I figured out how this stuff all works by following the text generation example of the keras package. I ran their code line by line to understand how it worked, and then modified it for my license plate project. To get the code running you need to install TensorFlow and Python, which the RStudio package helps you with.
Their example text generation code really only does a few key things:
-
Load up the example text data and do any formatting needed. In my case, I needed to add the license plate modifications from the previous section.
-
Create sequences of words to use as training data and format them as a 3-dimensional array X. The dimensions of the array are: which sequence the data is from, which element in sequence we are referring to, and which word. The element X[i,j,k] = 1 if sequence i has in the jth word as k. The predictions get stored in a 2-dimensional array Y. The dimensions are: which sequence we are referring to, and which word in the sequence.
-
Run a keras model on the data. When specifying a model, you need list the different layers of neurons to create an artificial neural network. Honestly, I have almost no idea how to make a “good” specification, so for my code I used the same one as the RStudio sample. The art of choosing layers for a neural network feels like the most unclear part of this whole process, and I am hoping to learn more. If you’re trying to write your own deep learning code for the first time, I recommend piggybacking off someone else’s specification who is solving a similar problem.
-
Use the created model to generate words and create new sequences from those words.

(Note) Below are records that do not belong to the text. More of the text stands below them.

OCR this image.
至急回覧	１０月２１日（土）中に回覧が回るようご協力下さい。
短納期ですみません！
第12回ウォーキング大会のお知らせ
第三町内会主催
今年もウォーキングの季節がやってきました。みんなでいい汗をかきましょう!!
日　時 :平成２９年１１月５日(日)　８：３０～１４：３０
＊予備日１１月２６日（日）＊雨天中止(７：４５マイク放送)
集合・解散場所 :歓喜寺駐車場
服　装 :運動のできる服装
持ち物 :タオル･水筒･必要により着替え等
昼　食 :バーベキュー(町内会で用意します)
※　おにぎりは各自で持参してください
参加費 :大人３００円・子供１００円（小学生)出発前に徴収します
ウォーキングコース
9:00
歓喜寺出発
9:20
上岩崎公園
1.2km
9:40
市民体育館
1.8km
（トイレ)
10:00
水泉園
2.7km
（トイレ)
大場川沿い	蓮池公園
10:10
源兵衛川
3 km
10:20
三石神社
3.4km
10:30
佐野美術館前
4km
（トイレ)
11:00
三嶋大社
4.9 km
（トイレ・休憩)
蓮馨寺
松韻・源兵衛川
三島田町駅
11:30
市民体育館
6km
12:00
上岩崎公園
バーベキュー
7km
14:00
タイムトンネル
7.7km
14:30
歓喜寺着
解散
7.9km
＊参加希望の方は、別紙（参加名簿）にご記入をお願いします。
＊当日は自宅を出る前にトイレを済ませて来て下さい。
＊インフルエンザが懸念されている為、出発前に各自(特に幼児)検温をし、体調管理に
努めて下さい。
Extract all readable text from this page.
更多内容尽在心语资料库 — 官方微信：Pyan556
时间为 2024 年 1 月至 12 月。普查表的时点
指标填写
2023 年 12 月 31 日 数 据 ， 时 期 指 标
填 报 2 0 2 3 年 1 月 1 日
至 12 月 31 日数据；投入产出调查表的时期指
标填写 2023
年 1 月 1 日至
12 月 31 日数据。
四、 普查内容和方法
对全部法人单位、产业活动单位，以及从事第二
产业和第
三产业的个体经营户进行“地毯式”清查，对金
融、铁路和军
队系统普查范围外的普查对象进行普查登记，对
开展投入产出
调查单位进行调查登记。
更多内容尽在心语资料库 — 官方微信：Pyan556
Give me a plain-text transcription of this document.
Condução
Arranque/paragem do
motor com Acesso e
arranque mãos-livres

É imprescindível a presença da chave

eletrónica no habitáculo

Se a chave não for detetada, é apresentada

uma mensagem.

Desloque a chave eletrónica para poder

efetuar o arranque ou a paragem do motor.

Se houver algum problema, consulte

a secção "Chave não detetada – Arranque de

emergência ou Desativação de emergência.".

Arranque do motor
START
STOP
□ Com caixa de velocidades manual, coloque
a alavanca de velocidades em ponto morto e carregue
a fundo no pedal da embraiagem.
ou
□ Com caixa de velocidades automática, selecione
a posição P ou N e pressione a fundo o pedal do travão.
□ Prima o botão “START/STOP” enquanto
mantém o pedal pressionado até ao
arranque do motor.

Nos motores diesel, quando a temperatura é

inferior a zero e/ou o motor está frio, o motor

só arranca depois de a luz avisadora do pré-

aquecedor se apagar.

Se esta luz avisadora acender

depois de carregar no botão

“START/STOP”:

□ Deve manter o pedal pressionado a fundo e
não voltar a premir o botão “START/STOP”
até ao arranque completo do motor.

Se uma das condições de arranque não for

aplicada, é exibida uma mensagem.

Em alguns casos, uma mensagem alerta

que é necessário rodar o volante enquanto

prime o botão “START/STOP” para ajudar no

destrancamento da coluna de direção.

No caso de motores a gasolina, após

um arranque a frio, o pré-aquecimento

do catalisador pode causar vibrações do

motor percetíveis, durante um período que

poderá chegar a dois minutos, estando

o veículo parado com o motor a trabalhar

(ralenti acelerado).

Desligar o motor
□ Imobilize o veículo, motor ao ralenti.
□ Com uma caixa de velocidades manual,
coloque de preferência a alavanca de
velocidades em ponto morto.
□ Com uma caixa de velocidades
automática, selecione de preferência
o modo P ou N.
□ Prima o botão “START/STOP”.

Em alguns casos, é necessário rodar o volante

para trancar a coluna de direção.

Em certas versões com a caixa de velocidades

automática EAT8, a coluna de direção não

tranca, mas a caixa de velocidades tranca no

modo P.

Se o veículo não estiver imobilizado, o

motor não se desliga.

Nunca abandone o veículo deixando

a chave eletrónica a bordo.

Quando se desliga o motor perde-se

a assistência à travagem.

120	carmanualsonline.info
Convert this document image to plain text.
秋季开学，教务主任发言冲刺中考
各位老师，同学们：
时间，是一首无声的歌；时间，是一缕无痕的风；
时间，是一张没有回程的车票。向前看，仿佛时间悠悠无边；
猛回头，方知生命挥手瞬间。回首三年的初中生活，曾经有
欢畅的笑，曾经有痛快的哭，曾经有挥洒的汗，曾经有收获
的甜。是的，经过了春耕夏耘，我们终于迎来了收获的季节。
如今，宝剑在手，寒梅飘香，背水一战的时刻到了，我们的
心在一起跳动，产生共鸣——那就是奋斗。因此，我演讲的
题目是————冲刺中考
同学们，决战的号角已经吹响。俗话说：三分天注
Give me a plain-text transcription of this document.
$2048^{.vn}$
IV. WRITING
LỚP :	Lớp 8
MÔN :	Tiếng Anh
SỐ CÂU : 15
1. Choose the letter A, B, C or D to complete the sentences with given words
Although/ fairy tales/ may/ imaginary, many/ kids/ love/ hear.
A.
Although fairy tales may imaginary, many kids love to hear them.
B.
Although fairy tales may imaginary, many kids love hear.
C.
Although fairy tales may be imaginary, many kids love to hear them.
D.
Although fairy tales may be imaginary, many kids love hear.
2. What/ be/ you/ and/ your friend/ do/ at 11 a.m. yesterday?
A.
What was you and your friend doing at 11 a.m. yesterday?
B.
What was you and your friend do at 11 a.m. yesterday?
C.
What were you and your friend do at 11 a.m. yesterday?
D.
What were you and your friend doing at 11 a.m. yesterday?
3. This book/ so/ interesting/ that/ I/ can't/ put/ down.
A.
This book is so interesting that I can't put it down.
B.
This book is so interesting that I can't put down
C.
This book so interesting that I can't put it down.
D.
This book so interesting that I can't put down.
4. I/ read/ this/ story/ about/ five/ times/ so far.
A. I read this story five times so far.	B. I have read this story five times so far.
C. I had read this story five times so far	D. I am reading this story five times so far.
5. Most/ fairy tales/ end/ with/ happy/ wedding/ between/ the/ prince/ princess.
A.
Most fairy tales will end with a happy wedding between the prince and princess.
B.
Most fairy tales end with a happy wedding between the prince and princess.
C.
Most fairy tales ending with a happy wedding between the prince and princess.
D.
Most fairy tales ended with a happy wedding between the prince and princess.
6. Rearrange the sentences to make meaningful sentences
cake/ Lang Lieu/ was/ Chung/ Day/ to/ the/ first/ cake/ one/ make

Once I had the model working, I took a bunch of randomly generated plates and threw them in an image. All together this project took me around 8 hours, and that would have been faster had I not had a few off-by-one errors in my code. I was extremely happy with how it turned out, and am surprised at how straightforward the whole process it. If I had known it would be this easier I would have done it months ago. If you’re interested in deep learning I highly recommend you get a text corpus and try generating new text yourself. It has taught me a ton about the process and I feel much more equipped to use deep learning for more advanced projects. The code and data is available on GitHub so you can try making offensive things yourself!